Sim, presumo que sim. Eu não sou informático, mas é o que me dizem. Como jurista, a existência dos emails, ou se são verdadeiros ou falsos, se são truncados, é-me indiferente.
Mas do ponto de vista do cidadão comum…
O cidadão comum está neste momento a ser influenciado, a ser informado da existência de emails, da existência de coação, de corrupção, de atividade ilícita por parte do Benfica mesmo que seja falso. De tal modo tudo é propalado, declarado fora de todos os contextos e de análise rigorosa objetiva de tudo o que se passou, por parte dos comentadores e dos órgãos de comunicação social em geral, que aquilo existe é a coação para as pessoas acreditarem. Falo com muitos benfiquistas, sportinguistas e portistas – de resto tenho amigos em todo o lado – e estão na plena convicção dessas coisas. Alguns benfiquistas estão revoltados porque isso não faz parte da cultura do Benfica.
Sente que a revolta desses benfiquistas acaba por atribuir as alegadas situações irregulares à presidência de Luís Filipe Vieira?
Não, de forma alguma. Há dois tipos de revolta: a devassa da vida privada do Benfica e do outro lado põem em dúvida se é ou não uma cabala.
A verdade desportiva está em risco?
Deixe-me abrir parêntesis para dizer que há um colega seu [jornalista] que faleceu há dias, Marinho Neves. Penso que ele vai ter uma placa no Estádio do Dragão pelo que ele disse, pelo que ele escreveu e pelo que ele sofreu por ter dito a verdade, penso que o senhor Pinto da Costa vai pôr essa placa, porque ele agora defende a verdade desportiva, é justo que defenda, e está em sintonia com o Benfica. Pelos vistos, o senhor Pinto da Costa também quer a verdade desportiva, aliás, a gente conhece a sua atividade há 30 anos e sempre a defendeu, ele morre pela verdade desportiva.
Está a usar a ironia…
Nenhuma ironia, ele é que diz. É um homem sério, um homem impoluto, um homem rigoroso e como tal ele quer o mesmo que o Benfica quer: a verdade desportiva. Se ele defende a verdade desportiva e nós também, então todos defendemos o mesmo, estamos todos no mesmo barco.
Além da divulgação no Porto Canal, o Benfica considera que o F C Porto pode ter tido algum papel no acesso aos emails?
Presumo que não. Penso que o Porto não tem nada a ver com a apreensão através de meios informáticos. Segundo já li, isto é uma espécie de Daesh informático e isto não pode continuar, não podemos continuar a ser o paraíso para quem quer fazer ataques cibernéticos. Portugal é hoje um paraíso para o cibercrime.
Foi divulgado pela Sábado um ataque informático impar, em que foram roubados emails e passwords de elementos de várias instituições.

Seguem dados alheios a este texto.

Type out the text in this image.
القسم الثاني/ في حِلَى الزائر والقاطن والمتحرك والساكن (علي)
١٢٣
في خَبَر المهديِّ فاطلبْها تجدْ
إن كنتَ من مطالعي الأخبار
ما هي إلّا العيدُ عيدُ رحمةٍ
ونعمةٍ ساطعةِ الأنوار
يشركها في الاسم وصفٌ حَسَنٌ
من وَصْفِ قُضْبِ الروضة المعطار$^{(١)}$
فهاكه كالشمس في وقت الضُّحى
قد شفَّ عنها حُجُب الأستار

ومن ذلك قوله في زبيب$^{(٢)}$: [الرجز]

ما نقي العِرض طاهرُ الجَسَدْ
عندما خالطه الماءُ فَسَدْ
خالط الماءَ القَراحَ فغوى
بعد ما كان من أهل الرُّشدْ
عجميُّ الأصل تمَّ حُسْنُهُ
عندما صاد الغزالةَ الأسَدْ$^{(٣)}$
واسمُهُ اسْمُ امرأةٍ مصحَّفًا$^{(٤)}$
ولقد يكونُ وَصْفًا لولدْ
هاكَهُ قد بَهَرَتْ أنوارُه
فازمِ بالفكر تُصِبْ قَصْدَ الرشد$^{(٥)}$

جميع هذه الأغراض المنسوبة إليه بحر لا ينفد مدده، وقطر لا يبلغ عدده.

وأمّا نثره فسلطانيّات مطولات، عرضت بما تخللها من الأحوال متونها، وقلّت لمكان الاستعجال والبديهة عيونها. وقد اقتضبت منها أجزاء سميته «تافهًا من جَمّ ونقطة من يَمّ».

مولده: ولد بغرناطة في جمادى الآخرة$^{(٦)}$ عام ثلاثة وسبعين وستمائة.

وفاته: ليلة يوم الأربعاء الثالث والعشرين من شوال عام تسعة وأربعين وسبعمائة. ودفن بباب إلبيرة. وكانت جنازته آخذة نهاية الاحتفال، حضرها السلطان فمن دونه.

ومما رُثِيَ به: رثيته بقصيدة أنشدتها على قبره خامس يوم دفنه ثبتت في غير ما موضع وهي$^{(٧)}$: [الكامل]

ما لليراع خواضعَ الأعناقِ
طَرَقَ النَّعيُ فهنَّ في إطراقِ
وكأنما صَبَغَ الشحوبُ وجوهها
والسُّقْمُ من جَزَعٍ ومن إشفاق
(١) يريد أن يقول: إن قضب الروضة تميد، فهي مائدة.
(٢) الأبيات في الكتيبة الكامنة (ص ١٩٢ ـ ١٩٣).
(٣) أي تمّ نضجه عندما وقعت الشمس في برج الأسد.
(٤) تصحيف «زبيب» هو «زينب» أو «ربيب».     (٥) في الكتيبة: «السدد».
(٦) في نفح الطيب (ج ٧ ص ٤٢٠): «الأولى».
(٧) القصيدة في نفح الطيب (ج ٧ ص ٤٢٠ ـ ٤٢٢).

Estamos preparados para estes ataques?
Nós temos belíssimos investigadores informáticos, temos pessoas muitos boas, mesmo na PJ. Aconteceu-lhes a eles [roubo de emails a elementos da PJ], como aconteceu ao Benfica. Só que o Benfica é a maior instituição nacional, não nos podemos esquecer disso. O Benfica tem representação afetiva e formal em quase todo o mundo, não se pode brincar nem tentar destruir a imagem do Benfica.
Mas como teve acesso o FCP?
Diz-se que a troco de muito dinheiro, consta, mas eu não consigo provar, portanto se quiser que eu prove não consigo. Mas consta. Disseminou-se essa notícia.
Há pouco falou nos clubes que dizem querer a verdade desportiva mas não referiu o Sporting…
Neste momento há um casamento de conveniência, que vai ser destruído a breve trecho, entre Sporting e Porto. Em que o dote é só do Sporting, que deu o dote ao Porto, que vai ser lindamente explorado no momento próprio. O Sporting também toma atitudes que… não toda a gente do Sporting, só dois ou três dirigentes. E alguns comentadores também alimentam essas coisas, mas sempre em segunda mão, o Sporting nunca tem iniciativa. O Sporting segue as pisadas do FC Porto, caninamente mas segue. O Sporting diz, entre aspas, o que o Porto manda dizer. Não toma a iniciativa, é próprio do Sporting. É próprio sempre do numero dois invejar o número 1.
Diz então que nessa relação o FC Porto é o número um e o Sporting o número dois?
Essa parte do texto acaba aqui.